Minvielle puts in long hours in the shop in addition to studying toward an industrial technology degree at SLCC, where classes just restarted, and working as a memorialist at David’s Marble and Granite. Nevertheless, he has sold more than 200 duck calls in less than a year.
Duck call manufacturing has eaten up his fishing and hunting time. He used to hunt ducks both days every weekend but this season his lone notable trip was opening weekend with his father, Drake Landry, Cody Richard and Bubby Broussard near Gibson, where they limited out on grays and blue-winged teal.
Now he spins that lathe and prepares for the next day mostly six days a week, including 5 p.m. to midnight weekdays after he gets off from David’s. It is time-consuming because it takes about 45 minutes per one acrylic True South Custom Call and approximately 30 minutes to make a wooden model.
While Minvielle works, he’s usually listening to Hank Williams Jr. or Cody Cannon and Whiskey Myers.
Is there a difference in sound for wood and acrylic models? Minvielle said wood duck calls sound a little raspier while acrylic calls have a little more range.
“Wood you can make nice. But you don’t get the fancy colors,” he said, adding wooden models are carved from Chechen, a tropical hardwood, Zebrawood, a hardwood from West Africa, and African blackwood from central and southern Africa.
Acrylic is a different animal, so to speak, to work with, he said, noting its density is very compact and requires more sanding steps, i.e., eight different grains from 80 to 2000. Wet sanding, at that, for all.
One 3-inch long acrylic block costs $7.50. A 42-inch long high-quality acrylic cylindrical rod, which can make 12 ducks, costs $135.
Other expenses, aside from sandpaper, include inserts that vary from $10 to $15 apiece. He puts each new duck call in a Bottomland Camo “Call Bag,” each $20.
“I can get a single reed or double reed,” he said about the inserts, noting he favors the sound of a double reed.
On the lathe, he first drills a 5/8-inch hole through the center of either the wood or acrylic block (7/8-inch hole for goose calls). Then on the square acrylic or wood blocks he uses a gouge to take off the flat edges and make them cylindrical.
Next he uses the necessary tools to add curves and grooves. Then he uses eight 5- x 5/8-inch sandpaper strips on acrylic models starting at 80 and ending at 2000.
“After 80, I always make sure there are no scratches or chips,” he said, adding the finer grains won’t eliminate such imperfections.
True South Custom Calls first appeared last year at Gulotta’s in New Iberia, he said. However, they were introduced them there long before the duck hunting season, too early, in hindsight.

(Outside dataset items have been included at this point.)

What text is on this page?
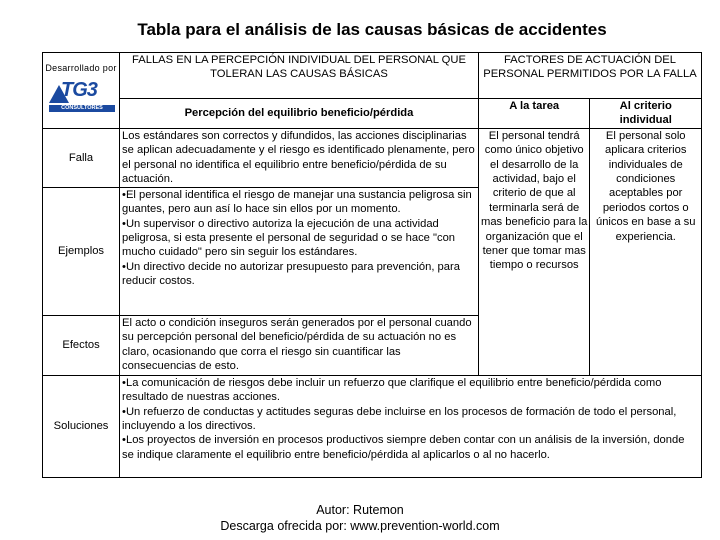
Tabla para el análisis de las causas básicas de accidentes
Desarrollado por
TG3
CONSULTORES	FALLAS EN LA PERCEPCIÓN INDIVIDUAL DEL PERSONAL QUE TOLERAN LAS CAUSAS BÁSICAS	FACTORES DE ACTUACIÓN DEL PERSONAL PERMITIDOS POR LA FALLA	
	Percepción del equilibrio beneficio/pérdida	A la tarea	Al criterio individual
Falla	Los estándares son correctos y difundidos, las acciones disciplinarias se aplican adecuadamente y el riesgo es identificado plenamente, pero el personal no identifica el equilibrio entre beneficio/pérdida de su actuación.	El personal tendrá como único objetivo el desarrollo de la actividad, bajo el criterio de que al terminarla será de mas beneficio para la organización que el tener que tomar mas tiempo o recursos	El personal solo aplicara criterios individuales de condiciones aceptables por periodos cortos o únicos en base a su experiencia.
Ejemplos	•El personal identifica el riesgo de manejar una sustancia peligrosa sin guantes, pero aun así lo hace sin ellos por un momento.
•Un supervisor o directivo autoriza la ejecución de una actividad peligrosa, si esta presente el personal de seguridad o se hace "con mucho cuidado" pero sin seguir los estándares.
•Un directivo decide no autorizar presupuesto para prevención, para reducir costos.		

Efectos	El acto o condición inseguros serán generados por el personal cuando su percepción personal del beneficio/pérdida de su actuación no es claro, ocasionando que corra el riesgo sin cuantificar las consecuencias de esto.		
Soluciones	•La comunicación de riesgos debe incluir un refuerzo que clarifique el equilibrio entre beneficio/pérdida como resultado de nuestras acciones.
•Un refuerzo de conductas y actitudes seguras debe incluirse en los procesos de formación de todo el personal, incluyendo a los directivos.
•Los proyectos de inversión en procesos productivos siempre deben contar con un análisis de la inversión, donde se indique claramente el equilibrio entre beneficio/pérdida al aplicarlos o al no hacerlo.		
Autor: Rutemon
Descarga ofrecida por: www.prevention-world.com
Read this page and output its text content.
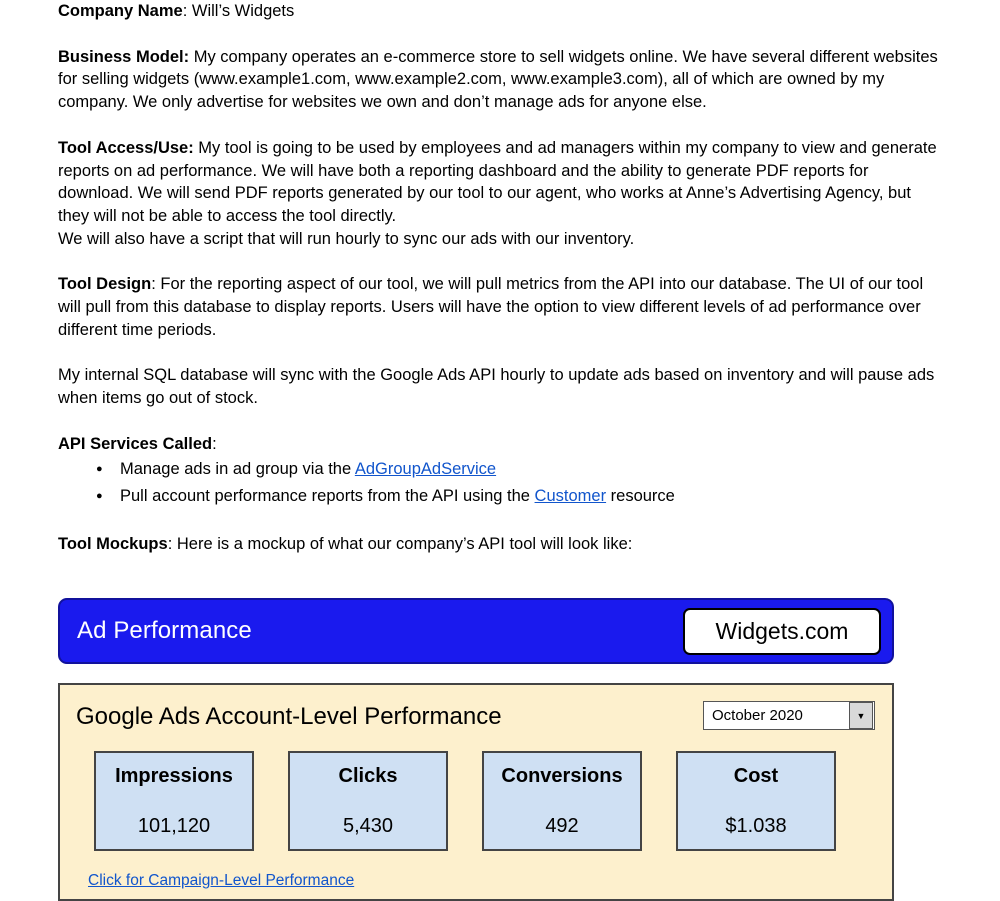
Company Name: Will’s Widgets

Business Model: My company operates an e-commerce store to sell widgets online. We have several different websites for selling widgets (www.example1.com, www.example2.com, www.example3.com), all of which are owned by my company. We only advertise for websites we own and don’t manage ads for anyone else.

Tool Access/Use: My tool is going to be used by employees and ad managers within my company to view and generate reports on ad performance. We will have both a reporting dashboard and the ability to generate PDF reports for download. We will send PDF reports generated by our tool to our agent, who works at Anne’s Advertising Agency, but they will not be able to access the tool directly.

We will also have a script that will run hourly to sync our ads with our inventory.

Tool Design: For the reporting aspect of our tool, we will pull metrics from the API into our database. The UI of our tool will pull from this database to display reports. Users will have the option to view different levels of ad performance over different time periods.

My internal SQL database will sync with the Google Ads API hourly to update ads based on inventory and will pause ads when items go out of stock.

API Services Called:

● Manage ads in ad group via the AdGroupAdService
● Pull account performance reports from the API using the Customer resource

Tool Mockups: Here is a mockup of what our company’s API tool will look like:

Ad Performance	Widgets.com
Google Ads Account-Level Performance	October 2020	▼
Impressions
101,120
Clicks
5,430
Conversions
492
Cost
$1.038
Click for Campaign-Level Performance
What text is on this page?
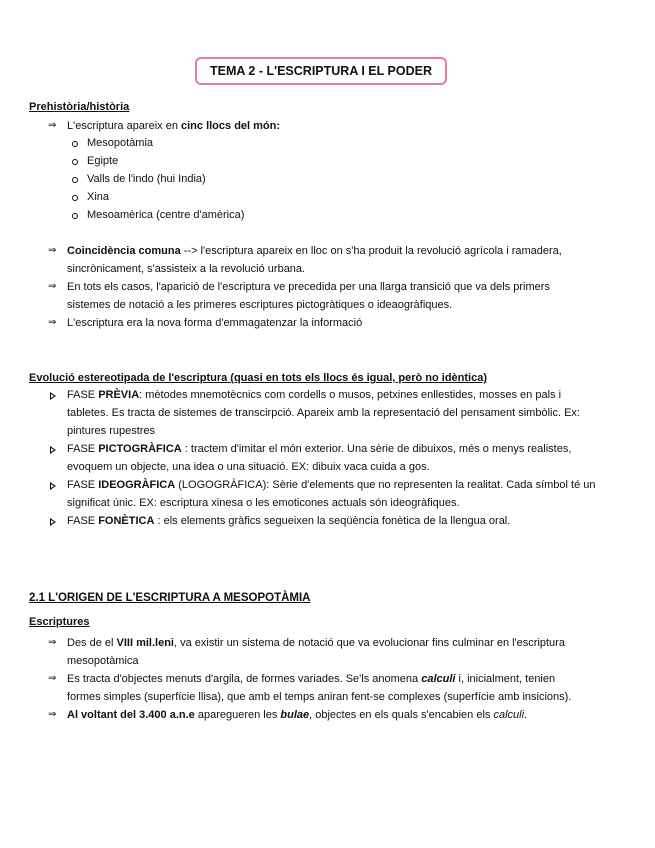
TEMA 2 - L'ESCRIPTURA I EL PODER
Prehistòria/història
⇒ L'escriptura apareix en cinc llocs del món:
Mesopotàmia
Egipte
Valls de l'indo (hui India)
Xina
Mesoamèrica (centre d'amèrica)
⇒ Coincidència comuna --> l'escriptura apareix en lloc on s'ha produit la revolució agrícola i ramadera,
sincrònicament, s'assisteix a la revolució urbana.
⇒ En tots els casos, l'aparició de l'escriptura ve precedida per una llarga transició que va dels primers
sistemes de notació a les primeres escriptures pictogràtiques o ideaogràfiques.
⇒ L'escriptura era la nova forma d'emmagatenzar la informació
Evolució estereotipada de l'escriptura (quasi en tots els llocs és igual, però no idèntica)
FASE PRÈVIA: mètodes mnemotècnics com cordells o musos, petxines enllestides, mosses en pals i
tabletes. Es tracta de sistemes de transcirpció. Apareix amb la representació del pensament simbòlic. Ex:
pintures rupestres
FASE PICTOGRÀFICA : tractem d'imitar el món exterior. Una sèrie de dibuixos, més o menys realistes,
evoquem un objecte, una idea o una situació. EX: dibuix vaca cuida a gos.
FASE IDEOGRÀFICA (LOGOGRÀFICA): Sèrie d'elements que no representen la realitat. Cada símbol té un
significat únic. EX: escriptura xinesa o les emoticones actuals són ideogràfiques.
FASE FONÈTICA : els elements gràfics segueixen la seqüència fonètica de la llengua oral.
2.1 L'ORIGEN DE L'ESCRIPTURA A MESOPOTÀMIA
Escriptures
⇒ Des de el VIII mil.leni, va existir un sistema de notació que va evolucionar fins culminar en l'escriptura
mesopotàmica
⇒ Es tracta d'objectes menuts d'argila, de formes variades. Se'ls anomena calculi i, inicialment, tenien
formes simples (superfície llisa), que amb el temps aniran fent-se complexes (superfície amb insicions).
⇒ Al voltant del 3.400 a.n.e aparegueren les bulae, objectes en els quals s'encabien els calculi.
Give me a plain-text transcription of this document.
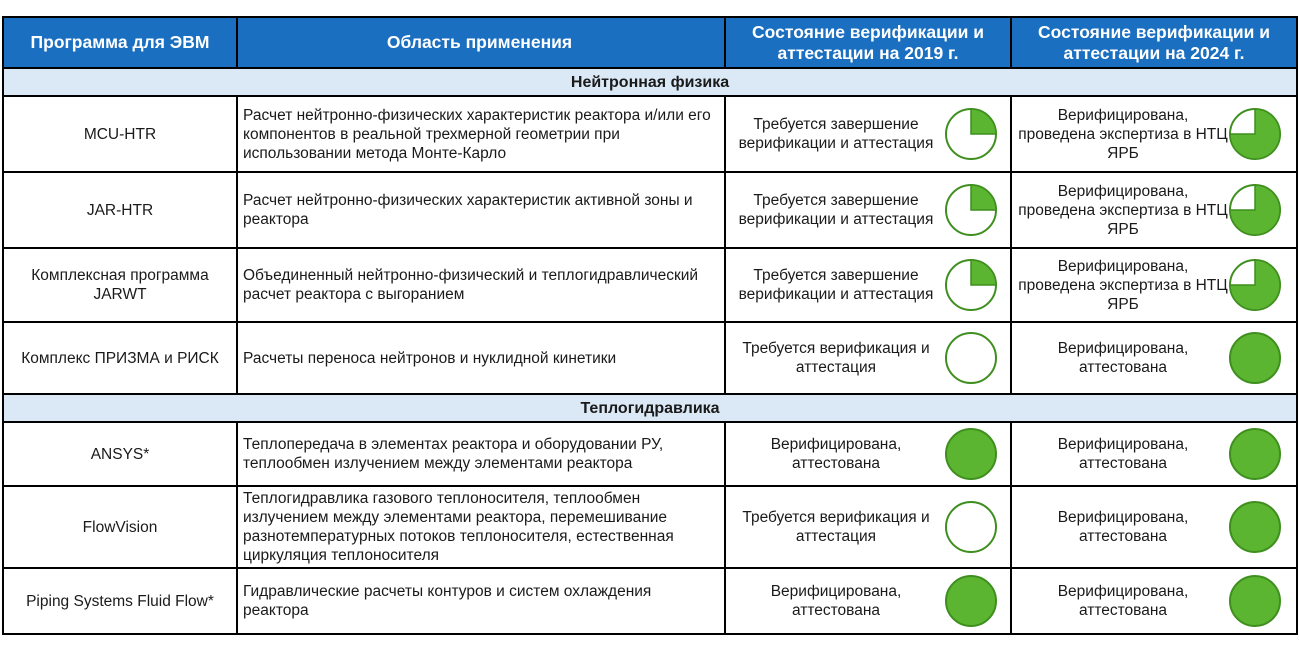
Программа для ЭВМ	Область применения
Состояние верификации и аттестации на 2019 г.
Состояние верификации и аттестации на 2024 г.
Нейтронная физика
MCU-HTR
Расчет нейтронно-физических характеристик реактора и/или его компонентов в реальной трехмерной геометрии при использовании метода Монте-Карло
Требуется завершение верификации и аттестация
Верифицирована, проведена экспертиза в НТЦ ЯРБ
JAR-HTR
Расчет нейтронно-физических характеристик активной зоны и реактора
Требуется завершение верификации и аттестация
Верифицирована, проведена экспертиза в НТЦ ЯРБ
Комплексная программа JARWT
Объединенный нейтронно-физический и теплогидравлический расчет реактора с выгоранием
Требуется завершение верификации и аттестация
Верифицирована, проведена экспертиза в НТЦ ЯРБ
Комплекс ПРИЗМА и РИСК	Расчеты переноса нейтронов и нуклидной кинетики
Требуется верификация и аттестация
Верифицирована, аттестована
Теплогидравлика
ANSYS*
Теплопередача в элементах реактора и оборудовании РУ, теплообмен излучением между элементами реактора
Верифицирована, аттестована
Верифицирована, аттестована
FlowVision
Теплогидравлика газового теплоносителя, теплообмен излучением между элементами реактора, перемешивание разнотемпературных потоков теплоносителя, естественная циркуляция теплоносителя
Требуется верификация и аттестация
Верифицирована, аттестована
Piping Systems Fluid Flow*
Гидравлические расчеты контуров и систем охлаждения реактора
Верифицирована, аттестована
Верифицирована, аттестована
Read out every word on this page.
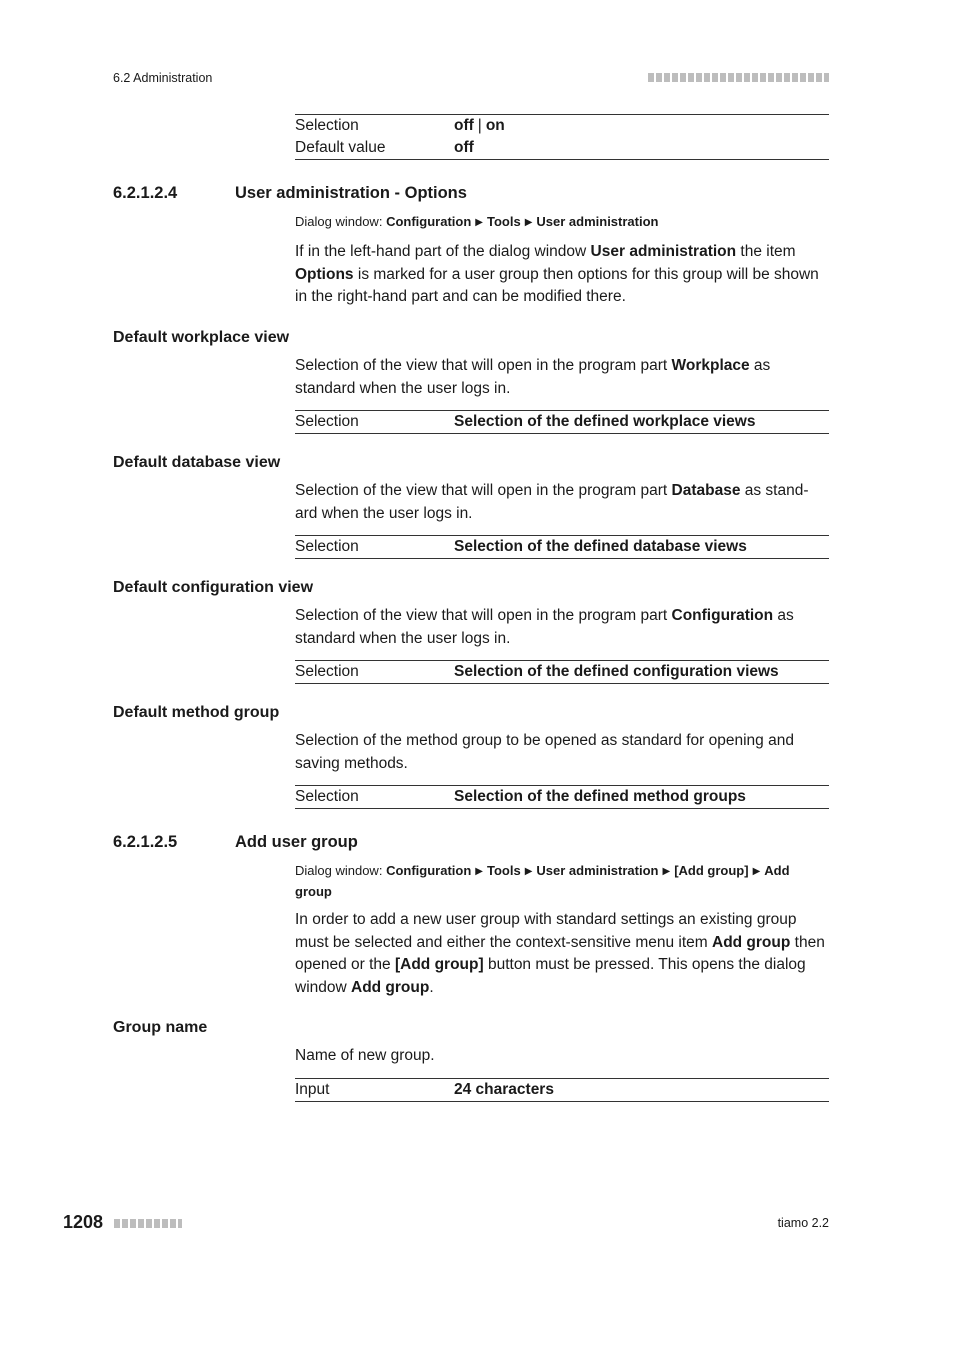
6.2 Administration
Selection	off | on
Default value	off
6.2.1.2.4	User administration - Options
Dialog window: Configuration ▶ Tools ▶ User administration
If in the left-hand part of the dialog window User administration the item Options is marked for a user group then options for this group will be shown in the right-hand part and can be modified there.
Default workplace view
Selection of the view that will open in the program part Workplace as standard when the user logs in.
Selection	Selection of the defined workplace views
Default database view
Selection of the view that will open in the program part Database as stand-ard when the user logs in.
Selection	Selection of the defined database views
Default configuration view
Selection of the view that will open in the program part Configuration as standard when the user logs in.
Selection	Selection of the defined configuration views
Default method group
Selection of the method group to be opened as standard for opening and saving methods.
Selection	Selection of the defined method groups
6.2.1.2.5	Add user group
Dialog window: Configuration ▶ Tools ▶ User administration ▶ [Add group] ▶ Add group
In order to add a new user group with standard settings an existing group must be selected and either the context-sensitive menu item Add group then opened or the [Add group] button must be pressed. This opens the dialog window Add group.
Group name
Name of new group.
Input	24 characters
1208	tiamo 2.2
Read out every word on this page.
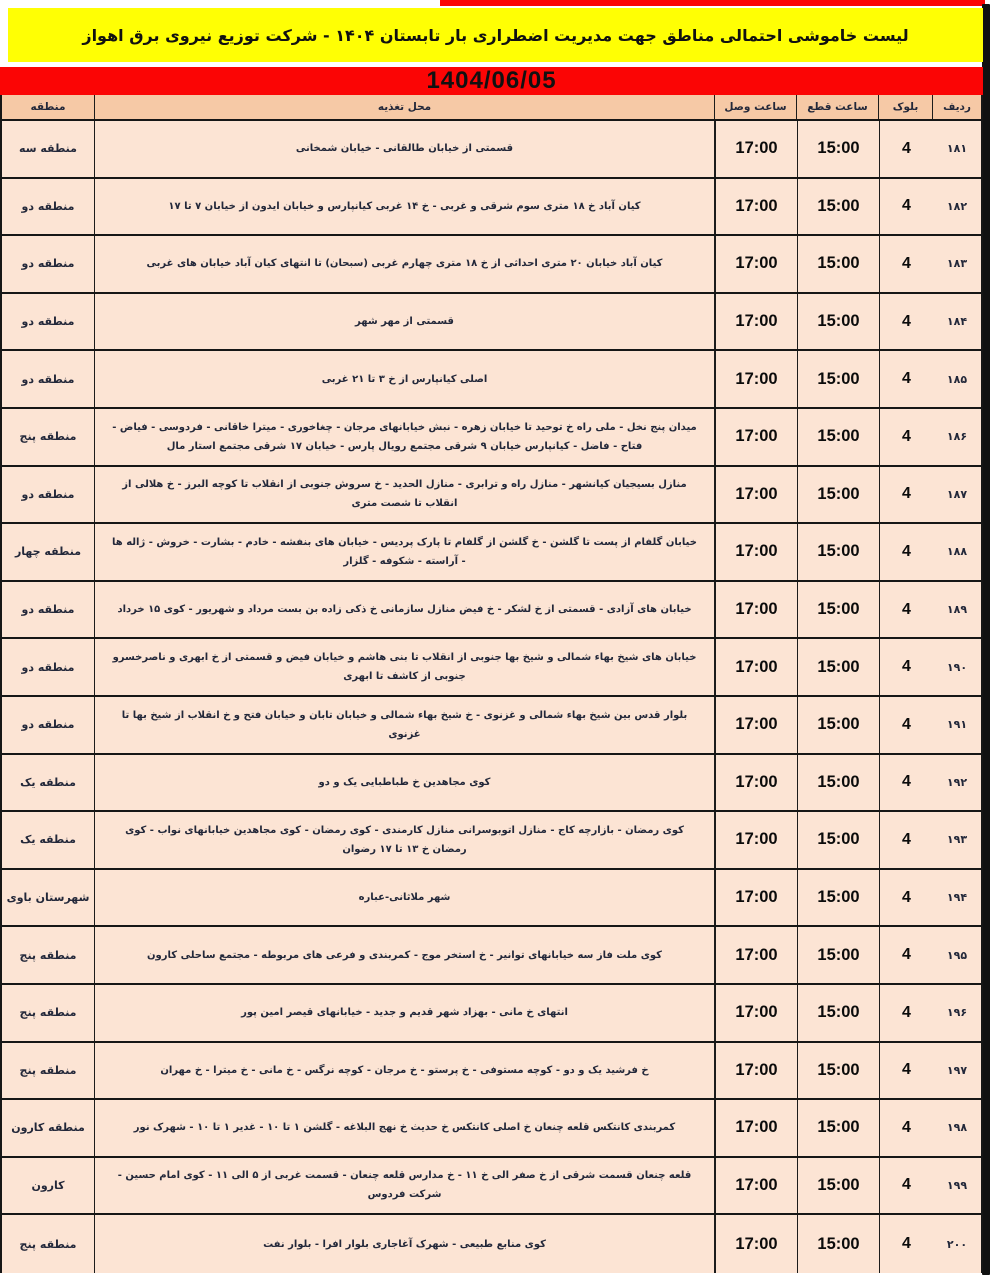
لیست خاموشی احتمالی مناطق جهت مدیریت اضطراری بار تابستان ۱۴۰۴ - شرکت توزیع نیروی برق اهواز
1404/06/05
ردیف
بلوک
ساعت قطع
ساعت وصل
محل تغذیه
منطقه
۱۸۱
4
15:00
17:00
قسمتی از خیابان طالقانی - خیابان شمخانی
منطقه سه
۱۸۲
4
15:00
17:00
کیان آباد خ ۱۸ متری سوم شرقی و غربی - خ ۱۴ غربی کیانپارس و خیابان ایدون از خیابان ۷ تا ۱۷
منطقه دو
۱۸۳
4
15:00
17:00
کیان آباد خیابان ۲۰ متری احداثی از خ ۱۸ متری چهارم غربی (سبحان) تا انتهای کیان آباد خیابان های غربی
منطقه دو
۱۸۴
4
15:00
17:00
قسمتی از مهر شهر
منطقه دو
۱۸۵
4
15:00
17:00
اصلی کیانپارس از خ ۳ تا ۲۱ غربی
منطقه دو
۱۸۶
4
15:00
17:00
میدان پنج نخل - ملی راه خ توحید تا خیابان زهره - نبش خیابانهای مرجان - چغاخوری - میترا خاقانی - فردوسی - فیاض - فتاح - فاضل - کیانپارس خیابان ۹ شرقی مجتمع رویال پارس - خیابان ۱۷ شرقی مجتمع استار مال
منطقه پنج
۱۸۷
4
15:00
17:00
منازل بسیجیان کیانشهر - منازل راه و ترابری - منازل الحدید - خ سروش جنوبی از انقلاب تا کوچه البرز - خ هلالی از انقلاب تا شصت متری
منطقه دو
۱۸۸
4
15:00
17:00
خیابان گلفام از پست تا گلشن - خ گلشن از گلفام تا پارک پردیس - خیابان های بنفشه - خادم - بشارت - خروش - ژاله ها - آراسته - شکوفه - گلزار
منطقه چهار
۱۸۹
4
15:00
17:00
خیابان های آزادی - قسمتی از خ لشکر - خ فیض منازل سازمانی خ ذکی زاده بن بست مرداد و شهریور - کوی ۱۵ خرداد
منطقه دو
۱۹۰
4
15:00
17:00
خیابان های شیخ بهاء شمالی و شیخ بها جنوبی از انقلاب تا بنی هاشم و خیابان فیض و قسمتی از خ ابهری و ناصرخسرو جنوبی از کاشف تا ابهری
منطقه دو
۱۹۱
4
15:00
17:00
بلوار قدس بین شیخ بهاء شمالی و غزنوی - خ شیخ بهاء شمالی و خیابان تابان و خیابان فتح و خ انقلاب از شیخ بها تا غزنوی
منطقه دو
۱۹۲
4
15:00
17:00
کوی مجاهدین خ طباطبایی یک و دو
منطقه یک
۱۹۳
4
15:00
17:00
کوی رمضان - بازارچه کاج - منازل اتوبوسرانی منازل کارمندی - کوی رمضان - کوی مجاهدین خیابانهای نواب - کوی رمضان خ ۱۳ تا ۱۷ رضوان
منطقه یک
۱۹۴
4
15:00
17:00
شهر ملاثانی-عباره
شهرستان باوی
۱۹۵
4
15:00
17:00
کوی ملت فاز سه خیابانهای توانیر - خ استخر موج - کمربندی و فرعی های مربوطه - مجتمع ساحلی کارون
منطقه پنج
۱۹۶
4
15:00
17:00
انتهای خ مانی - بهزاد شهر قدیم و جدید - خیابانهای قیصر امین پور
منطقه پنج
۱۹۷
4
15:00
17:00
خ فرشید یک و دو - کوچه مستوفی - خ پرستو - خ مرجان - کوچه نرگس - خ مانی - خ میترا - خ مهران
منطقه پنج
۱۹۸
4
15:00
17:00
کمربندی کانتکس قلعه چنعان خ اصلی کانتکس خ حدیث خ نهج البلاغه - گلشن ۱ تا ۱۰ - غدیر ۱ تا ۱۰ - شهرک نور
منطقه کارون
۱۹۹
4
15:00
17:00
قلعه چنعان قسمت شرقی از خ صفر الی خ ۱۱ - خ مدارس قلعه چنعان - قسمت غربی از ۵ الی ۱۱ - کوی امام حسین - شرکت فردوس
کارون
۲۰۰
4
15:00
17:00
کوی منابع طبیعی - شهرک آغاجاری بلوار افرا - بلوار نفت
منطقه پنج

Minvielle’s product has enjoyed much more success just before and during this duck hunting season at Lafayette Shooters, an outfitters store that opened in 1967.
“Lafayette Shooters is selling out (his duck calls) so quick. Like a week later, they’ll call and tell me to bring 10 more,” he said.
His immediate goal is to get his duck calls on the shelves at Bowie Outfitters in Baton Rouge. His link would be the aforementioned pro staffer for another duck call brand who also deals with Bowie Outfitters.
If Bowie Outfitters makes an order for True South Custom Calls, it probably would call for 150 duck calls, according to Minvielle.
His long-range goal is to purchase a CNC Lathe, which would help mass produce the duck calls. That’s definitely farther down the road as a quick Google check shows the cost of CNCs from $2K-12K on a hobby level and on the professional level $15K-30K.